男は朝から晩まで店の一番奥の席に座り、訪れる客の話に耳を傾ける。

「息子をガンから救いたい」と訴えるひげ面の中年男。
「神を感じなくなった」と言う修道女。
「アルツハイマーになった主人を助けたい」と泣く高齢の女性。
生きる意味を見いだせない盲目の若い男性。

彼らの“主訴”に対し、男は解決手段(?)を告げる。
「息子を救いたいなら、少女を殺せ」
「神を感じるために妊娠しろ」
「主人を救うには爆弾をしかけろ」
「女を犯せ」

などなど。

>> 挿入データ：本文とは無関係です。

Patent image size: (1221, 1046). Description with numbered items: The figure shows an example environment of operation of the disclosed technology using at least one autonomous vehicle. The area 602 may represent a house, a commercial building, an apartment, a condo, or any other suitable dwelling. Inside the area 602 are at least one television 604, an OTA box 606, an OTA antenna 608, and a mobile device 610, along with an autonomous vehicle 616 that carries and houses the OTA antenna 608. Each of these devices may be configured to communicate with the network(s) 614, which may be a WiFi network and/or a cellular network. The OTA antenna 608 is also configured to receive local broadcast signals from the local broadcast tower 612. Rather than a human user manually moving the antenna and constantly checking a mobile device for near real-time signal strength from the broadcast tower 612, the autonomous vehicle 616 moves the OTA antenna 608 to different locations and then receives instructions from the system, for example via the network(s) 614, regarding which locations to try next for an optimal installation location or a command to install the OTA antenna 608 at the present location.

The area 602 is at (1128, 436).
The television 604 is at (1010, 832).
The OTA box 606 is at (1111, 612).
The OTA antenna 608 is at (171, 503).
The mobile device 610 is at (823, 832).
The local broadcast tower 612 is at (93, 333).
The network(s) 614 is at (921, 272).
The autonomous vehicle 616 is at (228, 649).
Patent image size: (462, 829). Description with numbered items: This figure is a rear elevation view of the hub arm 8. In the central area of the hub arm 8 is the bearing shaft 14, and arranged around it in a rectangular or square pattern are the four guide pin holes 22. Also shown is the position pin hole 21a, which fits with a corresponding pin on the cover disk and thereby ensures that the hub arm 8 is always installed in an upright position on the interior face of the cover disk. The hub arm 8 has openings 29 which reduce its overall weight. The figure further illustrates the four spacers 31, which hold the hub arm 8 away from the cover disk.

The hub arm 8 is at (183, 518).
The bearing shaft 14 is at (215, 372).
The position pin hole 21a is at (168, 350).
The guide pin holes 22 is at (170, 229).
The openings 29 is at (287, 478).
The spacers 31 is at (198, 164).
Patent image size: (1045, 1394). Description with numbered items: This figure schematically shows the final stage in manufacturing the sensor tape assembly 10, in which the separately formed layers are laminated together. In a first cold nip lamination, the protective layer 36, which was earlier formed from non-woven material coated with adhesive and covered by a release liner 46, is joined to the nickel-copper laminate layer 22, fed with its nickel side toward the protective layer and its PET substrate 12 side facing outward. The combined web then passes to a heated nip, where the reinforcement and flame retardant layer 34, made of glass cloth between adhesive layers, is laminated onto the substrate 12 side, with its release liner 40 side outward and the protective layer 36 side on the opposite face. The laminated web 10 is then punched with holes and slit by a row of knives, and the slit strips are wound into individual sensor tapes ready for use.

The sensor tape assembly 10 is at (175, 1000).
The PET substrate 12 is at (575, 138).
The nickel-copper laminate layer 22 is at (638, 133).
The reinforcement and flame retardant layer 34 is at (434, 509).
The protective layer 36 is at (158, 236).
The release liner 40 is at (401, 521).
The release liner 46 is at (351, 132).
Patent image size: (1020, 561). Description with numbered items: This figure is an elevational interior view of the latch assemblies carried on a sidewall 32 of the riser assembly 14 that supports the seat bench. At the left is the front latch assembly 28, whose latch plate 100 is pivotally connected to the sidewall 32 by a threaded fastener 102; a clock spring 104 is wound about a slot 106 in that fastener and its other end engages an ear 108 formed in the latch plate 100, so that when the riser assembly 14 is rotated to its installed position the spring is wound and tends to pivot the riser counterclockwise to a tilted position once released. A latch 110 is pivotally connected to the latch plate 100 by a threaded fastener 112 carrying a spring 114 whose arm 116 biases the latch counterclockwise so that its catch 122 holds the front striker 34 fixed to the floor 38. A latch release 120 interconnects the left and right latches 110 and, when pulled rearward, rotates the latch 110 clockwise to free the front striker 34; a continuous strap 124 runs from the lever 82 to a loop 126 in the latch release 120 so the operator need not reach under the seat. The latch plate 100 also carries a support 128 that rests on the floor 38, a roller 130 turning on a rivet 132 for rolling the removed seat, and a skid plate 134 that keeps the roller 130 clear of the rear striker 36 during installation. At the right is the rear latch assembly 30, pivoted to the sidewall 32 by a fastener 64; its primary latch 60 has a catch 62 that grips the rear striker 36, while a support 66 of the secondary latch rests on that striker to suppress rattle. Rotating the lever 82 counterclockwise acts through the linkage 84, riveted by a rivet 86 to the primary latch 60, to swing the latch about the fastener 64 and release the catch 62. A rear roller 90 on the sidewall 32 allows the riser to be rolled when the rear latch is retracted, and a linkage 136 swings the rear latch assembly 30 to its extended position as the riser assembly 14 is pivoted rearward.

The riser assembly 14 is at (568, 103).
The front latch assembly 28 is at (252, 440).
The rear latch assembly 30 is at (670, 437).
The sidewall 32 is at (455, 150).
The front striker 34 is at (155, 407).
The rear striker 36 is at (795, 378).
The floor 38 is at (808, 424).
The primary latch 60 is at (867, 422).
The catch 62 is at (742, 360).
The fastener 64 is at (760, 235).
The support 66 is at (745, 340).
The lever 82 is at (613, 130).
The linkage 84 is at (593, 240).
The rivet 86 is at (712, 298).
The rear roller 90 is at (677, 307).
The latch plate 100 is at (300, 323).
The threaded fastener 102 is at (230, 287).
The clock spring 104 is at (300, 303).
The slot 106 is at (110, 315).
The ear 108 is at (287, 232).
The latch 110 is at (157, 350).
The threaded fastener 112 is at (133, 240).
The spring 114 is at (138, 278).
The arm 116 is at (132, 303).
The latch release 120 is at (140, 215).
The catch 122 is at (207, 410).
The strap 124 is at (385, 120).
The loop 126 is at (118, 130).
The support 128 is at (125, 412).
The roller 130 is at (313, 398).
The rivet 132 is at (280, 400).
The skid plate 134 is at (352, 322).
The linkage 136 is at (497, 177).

見始めた時には滅茶苦茶に感じた
男のアドバイスだったが、映画が進むうちに
何かと何か、誰かの相談と誰かの相談が男の解決手段で結ばれていく
ことに気づかされる。

果たして、男は意図を持って手段を告げているのか?
相談者の自分勝手にも思える欲望を拡散させようとしているのか?

わからなくなってきた。

男は分厚いノートに、それぞれの記録を残している。
もう何年、この場所に座り続けているのだろう?
朝昼晩の食事をここで取ることで、店から座り続けることに
対する許しを得ているのだろうか?

そんな現実的な想像が時々頭をよぎったが
そのたびに横に置き、男と映画が目指す結末に
神経を集中させていった。

映画の背景に流れる曲は
カフェのジュークボックスから響く名曲「Sunny」。
カメラが映し出すのは男と相談者とカフェの喧噪だけ。
見る者は相談者の話を、自分の頭の中で映像化していく。

男が相談者に示した方法は
ラスト数分の間に結果が出た。
不思議なことに、男のアドバイスが実を結んだ者。
失敗して命を落した者。
反省して警察に自首した者など。

男が彼らに告げたかったことは・・・

人の幸せは誰かの不幸の裏返し。
自分の欲望だけを求め続けたらどうなるのか?

といって、自分の欲望を満たすことも大切。
「人の不幸を聞き続けることはもう辞めたい」という
男の告白は、この気づきからきたものだと感じた。

だから、男はカウンセラーという職業ではない。

何らかの理由から男は、この席に座り
人の話に耳を傾け続けたのかもしれない。

自己反省? 贖罪? 厭世観?

あるいは

希望を見出すため? 人を愛するため?

結局のところ、すべては表と裏でできている。
コインのように。

人の心もまさにコインの裏表。

ということに気づくことが
自分自身を救うことだと実感した。

男の顔が苦しみを帯びるごとに
カフェのグラマーな女性が話しかける。

私には彼女が・・・

十字架にかけられたキリストに近づいた
マグダラのマリアのように見えた。

男を救うだめに神様から下された
天使のように。

長い、長い連休の間の一日。
この映画を見ました。

連休をめいっぱい楽しむ人の裏で
連休を持て余している、
どこへも行けない人もいる。

自分の状況をどう捉えるか。
それは自分次第です。

幸せも不幸も
自分で選び、自分で感じるものだから・・・・

自分の心を自分でコントロールする方法を得る。
それがカウンセリングで手に入れることの一つだと私は思います。

カウンセリングは、
あなたのザプレイスのようなもの。

だと私は思います。

でも、カウンセラーと映画の主人公が
相談者に与える題材や方向性
テクニックは異なります。

あ~、イタリアに行きたい!
そんな思いにも駆り立てられました。